If Mayor Nolan Crouse wants to go for a morning cup of coffee, or an afternoon walk, or an evening glass of wine, odds are he’s going to run into someone who recognizes him … and maybe feels the urge to burn his ears.
So while we are often critical of Crouse and St. Albert city council (always for good reason, we must point out), this week we extend some sympathy to the mayor.
He’s been getting a feel for what grey power could really mean in the city and how, if those nearly 8,000 senior citizens living in St. Albert united for the next election, he might have difficulty retaining that chair he’s been sitting in since 2007.
And all because of an off-the-cuff comment that got under the skin of a lot of seniors and resulted in a rash of letters to the editor and, we suspect, probably a flood of phone calls and emails to the mayor’s office.
Yet, in this case, the mayor was likely just misunderstood. While seniors are angry at him for saying he doesn’t want St. Albert to become a retirement community, they’re missing the real point he was trying to make. Which is that St. Albert has to find a way to stem the constant loss of our younger population once they’re out of school and have become full-time wage earners.
We’re not saying seniors over-reacted to one part of the mayor’s comment, because they have every right to be concerned – and to voice that concern – about any comment suggesting they’re not welcome in St. Albert. This is their home – many of them were born and raised here, and they should stand united against any comment against them.
But given that the mayor and the majority of councillors, while not senior citizens yet, aren’t exactly spring chickens themselves, it would be downright foolish on their part to do something that would come back to hurt them in the future when they’re in their senior years and maybe living on fixed incomes themselves.
And it’s unfortunate for the mayor he made these comments the same week that tax notices were received with the latest increase that will likely hurt many seniors more than any other group.
So while he probably wishes that he had left the seniors out of his comment, the mayor is right when he says more has to be done to try to either keep our young population here, or find ways to bring them home later.
The reality is that St. Albert will never have a Whyte Avenue or a West Edmonton Mall, so there may not be a way to keep the young, upwardly mobile in St. Albert. They are after all, young, with cash in their pockets and eager to conquer the world. It is their time to enjoy life.
What there are, however, are ways to bring them home again.
Make the community so attractive as they are growing up that when they have finished sowing those wild oats, or whatever it is the younger generation does these days, and they’re ready to settle down to raise a family, they’ll remember all the good things about St. Albert and want to come home.

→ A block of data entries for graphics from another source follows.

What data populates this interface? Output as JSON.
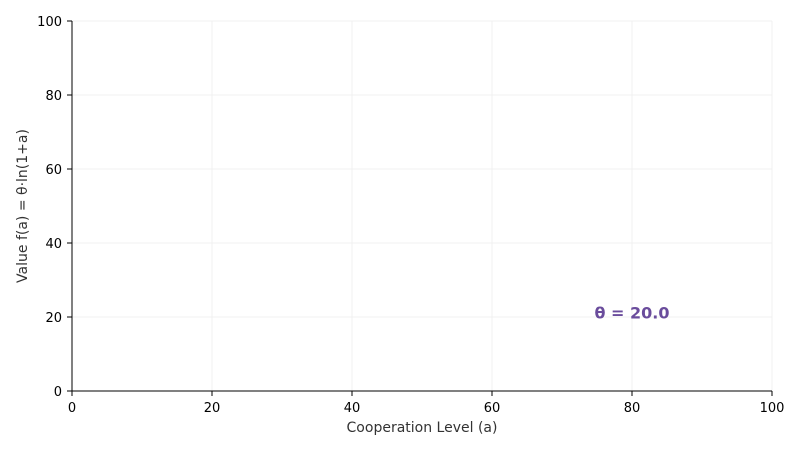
{
  "chart_data": {
    "type": "line",
    "xlabel": "Cooperation Level (a)",
    "ylabel": "Value f(a) = θ·ln(1+a)",
    "xlim": [
      0,
      100
    ],
    "ylim": [
      0,
      100
    ],
    "xticks": [
      0,
      20,
      40,
      60,
      80,
      100
    ],
    "yticks": [
      0,
      20,
      40,
      60,
      80,
      100
    ],
    "xtick_labels": [
      "0",
      "20",
      "40",
      "60",
      "80",
      "100"
    ],
    "ytick_labels": [
      "0",
      "20",
      "40",
      "60",
      "80",
      "100"
    ],
    "grid": true,
    "series": [],
    "annotations": [
      {
        "text": "θ = 20.0",
        "x": 80,
        "y": 21,
        "color": "#6a4c9c"
      }
    ],
    "colors": {
      "axis": "#000000",
      "grid": "#eeeeee",
      "annotation": "#6a4c9c"
    }
  }
}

That means it has to be a vibrant community with lots of activities for children from infants right through their high school years, plus plenty of stuff for parents and grandparents.
Like it or not, that means we need light industrial development to pay for, and maintain, those amenities that make the city a home, without putting our seniors on the welfare rolls. Sons and daughters will be more inclined to come home so their children can enjoy the pleasure of being spoiled by grandparents – and vice versa – but those grandparents have to be able to afford to live here.
And they have to be made to feel welcome.